A situation arose on Twitter yesterday which didn’t quite sit right with me, and from the tweets still popping up in my stream it’s continued through to this morning.
In light of the revelation that the News of the World hacked Milly Dowler’s phone, a storm of – not misplaced – moral outrage has swept across the media, blogs and Twitter.
On the social media front, incensed tweeters have been listing the Twitter accounts of the companies who advertise in NotW, and in some cases directly asking them if they’ll be re-thinking their advertising spend with the paper. But here’s the thing – they’re doing it blindly.
Social media is a powerful tool for advancing change on a social and corporate level, but it has to be used properly. The research has to be done before scores of angry tweets are unleashed upon unsuspecting social media and comms officers.
At least one of the accounts on the receiving end of the tweeting public’s ire is a spoof. @PCWorld_UK is not the official account of the computing retail giant everyone is aiming at. If the legions of moral crusaders had bothered to read the tweets from that account (or, in fact, just read the bio!) they would know this.
But no…Twitter is angry, so Twitter will roar!
I don’t know how many other accounts are spoofs and have been flooded with anti-NotW tweets, there might not be any others, but whether it’s one or 100 the point stands. People and organisations cannot just be taken at face value online, you need to check them out.
Without knowing you’ve got the right target for your campaign you’re not a moral crusade, you’re an angry lynch mob.
Whoever runs that spoof PC World account will probably feel like shutting it down now (hopefully not, it’s quite funny), and the real PC World Twitter account carries on oblivious. In that situation all you’ve done there is do a favour for the guys you were trying to picket in the first place.
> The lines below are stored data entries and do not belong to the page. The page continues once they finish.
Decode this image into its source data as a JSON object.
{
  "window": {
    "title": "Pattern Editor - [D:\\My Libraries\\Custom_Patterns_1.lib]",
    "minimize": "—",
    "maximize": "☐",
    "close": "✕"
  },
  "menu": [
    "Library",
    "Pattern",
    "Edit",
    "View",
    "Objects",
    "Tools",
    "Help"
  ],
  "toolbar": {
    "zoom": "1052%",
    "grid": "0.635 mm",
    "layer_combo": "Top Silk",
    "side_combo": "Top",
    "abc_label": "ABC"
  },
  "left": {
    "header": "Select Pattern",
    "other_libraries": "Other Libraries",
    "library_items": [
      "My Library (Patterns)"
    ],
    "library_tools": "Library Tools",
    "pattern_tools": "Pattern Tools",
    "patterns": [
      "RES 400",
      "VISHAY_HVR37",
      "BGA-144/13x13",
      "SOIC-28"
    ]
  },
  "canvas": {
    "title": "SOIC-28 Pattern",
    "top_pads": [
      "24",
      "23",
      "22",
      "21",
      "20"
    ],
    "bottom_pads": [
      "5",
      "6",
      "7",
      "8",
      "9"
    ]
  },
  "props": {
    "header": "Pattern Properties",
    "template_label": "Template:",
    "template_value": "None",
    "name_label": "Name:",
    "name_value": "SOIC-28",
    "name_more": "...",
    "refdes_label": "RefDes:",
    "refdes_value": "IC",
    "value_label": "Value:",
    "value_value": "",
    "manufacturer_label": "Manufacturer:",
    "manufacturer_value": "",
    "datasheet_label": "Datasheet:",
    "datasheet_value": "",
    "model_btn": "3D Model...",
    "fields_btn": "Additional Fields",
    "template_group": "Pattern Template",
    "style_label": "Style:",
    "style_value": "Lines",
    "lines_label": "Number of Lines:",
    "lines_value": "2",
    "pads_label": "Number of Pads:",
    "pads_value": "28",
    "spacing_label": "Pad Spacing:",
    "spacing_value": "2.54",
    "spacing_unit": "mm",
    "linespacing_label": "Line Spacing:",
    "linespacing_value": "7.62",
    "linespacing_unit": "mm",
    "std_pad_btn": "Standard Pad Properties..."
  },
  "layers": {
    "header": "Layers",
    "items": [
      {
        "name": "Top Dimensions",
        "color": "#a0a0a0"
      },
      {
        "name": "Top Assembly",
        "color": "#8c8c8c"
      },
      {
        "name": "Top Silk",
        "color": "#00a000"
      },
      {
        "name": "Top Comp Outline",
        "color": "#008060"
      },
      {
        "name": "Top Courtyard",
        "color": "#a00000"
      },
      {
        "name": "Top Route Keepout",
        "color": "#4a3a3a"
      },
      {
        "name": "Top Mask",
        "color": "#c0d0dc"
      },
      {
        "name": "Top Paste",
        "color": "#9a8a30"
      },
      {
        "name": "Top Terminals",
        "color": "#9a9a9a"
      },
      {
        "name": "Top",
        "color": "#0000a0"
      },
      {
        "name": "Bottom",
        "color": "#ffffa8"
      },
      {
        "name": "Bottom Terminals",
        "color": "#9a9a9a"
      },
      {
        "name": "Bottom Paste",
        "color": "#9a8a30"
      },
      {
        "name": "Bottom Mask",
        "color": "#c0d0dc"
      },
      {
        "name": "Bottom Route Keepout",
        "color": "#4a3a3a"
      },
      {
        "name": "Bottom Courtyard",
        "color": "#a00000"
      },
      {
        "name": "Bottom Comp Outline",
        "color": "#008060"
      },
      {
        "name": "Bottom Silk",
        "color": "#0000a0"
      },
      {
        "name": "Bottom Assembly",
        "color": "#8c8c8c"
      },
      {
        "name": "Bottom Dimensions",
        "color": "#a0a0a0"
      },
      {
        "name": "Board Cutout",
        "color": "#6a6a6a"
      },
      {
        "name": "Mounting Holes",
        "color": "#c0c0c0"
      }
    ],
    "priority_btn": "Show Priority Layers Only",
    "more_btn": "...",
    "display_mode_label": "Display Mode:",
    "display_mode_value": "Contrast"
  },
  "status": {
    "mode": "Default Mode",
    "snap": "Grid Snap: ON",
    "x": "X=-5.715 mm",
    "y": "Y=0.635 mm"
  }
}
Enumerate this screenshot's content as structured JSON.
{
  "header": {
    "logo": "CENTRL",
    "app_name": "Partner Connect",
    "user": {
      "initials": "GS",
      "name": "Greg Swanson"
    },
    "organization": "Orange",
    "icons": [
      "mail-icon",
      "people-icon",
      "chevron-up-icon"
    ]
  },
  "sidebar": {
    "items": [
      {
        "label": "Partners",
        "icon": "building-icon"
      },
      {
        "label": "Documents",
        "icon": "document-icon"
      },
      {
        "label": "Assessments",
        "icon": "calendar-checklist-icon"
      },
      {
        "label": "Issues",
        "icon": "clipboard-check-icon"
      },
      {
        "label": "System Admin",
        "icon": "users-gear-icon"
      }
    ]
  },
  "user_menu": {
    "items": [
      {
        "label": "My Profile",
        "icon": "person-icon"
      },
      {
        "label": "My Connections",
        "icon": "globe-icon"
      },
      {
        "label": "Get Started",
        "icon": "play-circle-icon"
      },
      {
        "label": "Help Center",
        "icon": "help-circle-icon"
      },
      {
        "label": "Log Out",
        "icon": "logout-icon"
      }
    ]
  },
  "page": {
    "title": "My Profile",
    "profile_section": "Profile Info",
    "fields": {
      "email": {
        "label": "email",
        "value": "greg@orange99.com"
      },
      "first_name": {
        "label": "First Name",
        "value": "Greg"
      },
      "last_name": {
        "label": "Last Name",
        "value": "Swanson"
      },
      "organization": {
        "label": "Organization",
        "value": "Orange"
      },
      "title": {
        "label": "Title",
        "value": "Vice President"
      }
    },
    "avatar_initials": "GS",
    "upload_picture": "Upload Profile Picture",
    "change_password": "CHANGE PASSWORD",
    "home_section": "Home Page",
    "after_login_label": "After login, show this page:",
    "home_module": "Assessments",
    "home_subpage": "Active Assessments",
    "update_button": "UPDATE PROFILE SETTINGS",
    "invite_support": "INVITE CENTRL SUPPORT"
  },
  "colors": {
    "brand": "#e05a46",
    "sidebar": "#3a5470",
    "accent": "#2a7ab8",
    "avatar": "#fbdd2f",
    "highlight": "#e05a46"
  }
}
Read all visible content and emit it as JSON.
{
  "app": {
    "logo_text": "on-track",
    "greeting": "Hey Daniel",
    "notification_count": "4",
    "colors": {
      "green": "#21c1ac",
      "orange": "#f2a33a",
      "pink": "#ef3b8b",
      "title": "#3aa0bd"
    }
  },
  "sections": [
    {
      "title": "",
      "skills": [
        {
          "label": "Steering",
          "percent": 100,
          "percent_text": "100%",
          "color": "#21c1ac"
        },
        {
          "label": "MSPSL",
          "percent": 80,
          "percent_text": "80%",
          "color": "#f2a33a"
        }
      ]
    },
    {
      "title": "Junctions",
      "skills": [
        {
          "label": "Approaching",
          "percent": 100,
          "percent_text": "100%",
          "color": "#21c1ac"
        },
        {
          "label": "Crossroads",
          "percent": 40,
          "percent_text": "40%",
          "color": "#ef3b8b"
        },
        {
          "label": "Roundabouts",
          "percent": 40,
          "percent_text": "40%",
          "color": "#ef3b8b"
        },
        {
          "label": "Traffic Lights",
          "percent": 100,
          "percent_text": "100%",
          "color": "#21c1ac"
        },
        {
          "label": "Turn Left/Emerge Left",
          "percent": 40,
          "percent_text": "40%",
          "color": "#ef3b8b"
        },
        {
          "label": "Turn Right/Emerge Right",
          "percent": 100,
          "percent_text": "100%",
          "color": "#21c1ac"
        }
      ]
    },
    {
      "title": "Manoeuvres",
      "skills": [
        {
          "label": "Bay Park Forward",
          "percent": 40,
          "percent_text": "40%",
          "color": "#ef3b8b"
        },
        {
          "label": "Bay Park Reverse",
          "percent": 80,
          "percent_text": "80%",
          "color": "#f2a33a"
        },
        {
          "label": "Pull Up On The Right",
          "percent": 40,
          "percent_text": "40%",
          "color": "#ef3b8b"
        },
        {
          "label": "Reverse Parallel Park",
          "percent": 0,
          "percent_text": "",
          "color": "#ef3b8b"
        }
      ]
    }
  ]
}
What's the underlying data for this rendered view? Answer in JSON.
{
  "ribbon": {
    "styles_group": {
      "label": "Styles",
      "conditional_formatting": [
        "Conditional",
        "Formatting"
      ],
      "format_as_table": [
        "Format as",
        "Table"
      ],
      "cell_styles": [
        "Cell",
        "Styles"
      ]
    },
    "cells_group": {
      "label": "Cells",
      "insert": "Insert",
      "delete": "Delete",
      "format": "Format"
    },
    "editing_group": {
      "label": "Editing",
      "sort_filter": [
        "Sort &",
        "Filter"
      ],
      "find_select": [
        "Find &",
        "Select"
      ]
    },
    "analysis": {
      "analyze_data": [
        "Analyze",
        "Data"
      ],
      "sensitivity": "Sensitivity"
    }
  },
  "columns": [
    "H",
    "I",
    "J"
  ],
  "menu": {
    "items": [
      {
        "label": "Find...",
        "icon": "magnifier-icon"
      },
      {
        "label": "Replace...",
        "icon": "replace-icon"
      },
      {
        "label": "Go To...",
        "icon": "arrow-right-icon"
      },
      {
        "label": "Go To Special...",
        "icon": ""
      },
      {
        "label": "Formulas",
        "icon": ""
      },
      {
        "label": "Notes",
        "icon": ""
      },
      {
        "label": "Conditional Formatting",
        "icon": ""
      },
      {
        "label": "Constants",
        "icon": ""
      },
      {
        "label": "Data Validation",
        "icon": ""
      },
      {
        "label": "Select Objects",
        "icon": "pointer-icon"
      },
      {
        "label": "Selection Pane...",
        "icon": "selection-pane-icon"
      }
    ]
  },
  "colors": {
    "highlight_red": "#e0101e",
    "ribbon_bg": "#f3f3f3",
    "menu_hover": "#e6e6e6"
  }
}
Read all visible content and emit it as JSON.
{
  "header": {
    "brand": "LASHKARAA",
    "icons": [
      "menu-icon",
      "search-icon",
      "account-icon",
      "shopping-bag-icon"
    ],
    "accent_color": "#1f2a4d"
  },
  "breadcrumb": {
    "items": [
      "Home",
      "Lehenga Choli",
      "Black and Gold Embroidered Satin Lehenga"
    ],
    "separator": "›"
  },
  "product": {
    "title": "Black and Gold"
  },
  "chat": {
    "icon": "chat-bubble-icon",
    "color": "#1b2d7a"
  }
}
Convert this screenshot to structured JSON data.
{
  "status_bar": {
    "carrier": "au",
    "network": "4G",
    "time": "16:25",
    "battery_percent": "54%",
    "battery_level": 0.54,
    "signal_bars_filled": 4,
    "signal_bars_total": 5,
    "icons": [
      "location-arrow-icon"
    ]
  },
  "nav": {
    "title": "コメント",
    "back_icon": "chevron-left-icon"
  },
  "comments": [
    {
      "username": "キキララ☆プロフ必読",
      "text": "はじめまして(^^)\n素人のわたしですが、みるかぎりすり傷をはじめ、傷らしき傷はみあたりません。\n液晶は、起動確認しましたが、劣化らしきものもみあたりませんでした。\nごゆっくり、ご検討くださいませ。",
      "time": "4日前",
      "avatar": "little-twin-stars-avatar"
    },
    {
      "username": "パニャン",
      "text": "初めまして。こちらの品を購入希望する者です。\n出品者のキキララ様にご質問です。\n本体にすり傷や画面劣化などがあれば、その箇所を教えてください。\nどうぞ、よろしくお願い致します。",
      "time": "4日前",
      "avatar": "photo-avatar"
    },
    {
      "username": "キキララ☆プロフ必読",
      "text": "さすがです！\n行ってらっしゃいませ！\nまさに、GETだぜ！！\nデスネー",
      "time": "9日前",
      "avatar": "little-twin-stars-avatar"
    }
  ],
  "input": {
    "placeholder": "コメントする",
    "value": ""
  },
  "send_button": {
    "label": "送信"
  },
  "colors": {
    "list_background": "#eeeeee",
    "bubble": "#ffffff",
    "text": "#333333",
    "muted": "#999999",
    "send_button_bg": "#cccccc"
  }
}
By blindly re-tweeting and hitting the wrong account these people have shown that while Twitter has undeniably done a lot of good in the world, it shouldn’t be the first port of call for campaigns like this. It’s lazy mob-justice. An email campaign, telephone calls to PC World HQ or good old fashioned pen ‘n’ ink letters would have required the minimum research of finding an email address, phone number or postal address.
Don’t get me wrong, I’m behind the campaign in principle and what NotW did was an outrage. They’ll be taken to task over it, I’m sure, and there will certainly be fallout where their advertisers are concerned.
In the grand scheme of things this example of Twitter getting it wrong is mostly harmless, but there was a similar situation in Glasgow recently when the wrong guy was identified via Facebook as being one of the guys who threatened Celtic manager, Neil Lennon; fortunately that was rectified quickly, but it had the potential to be very dangerous.
Justice may be blind. Social media can’t be.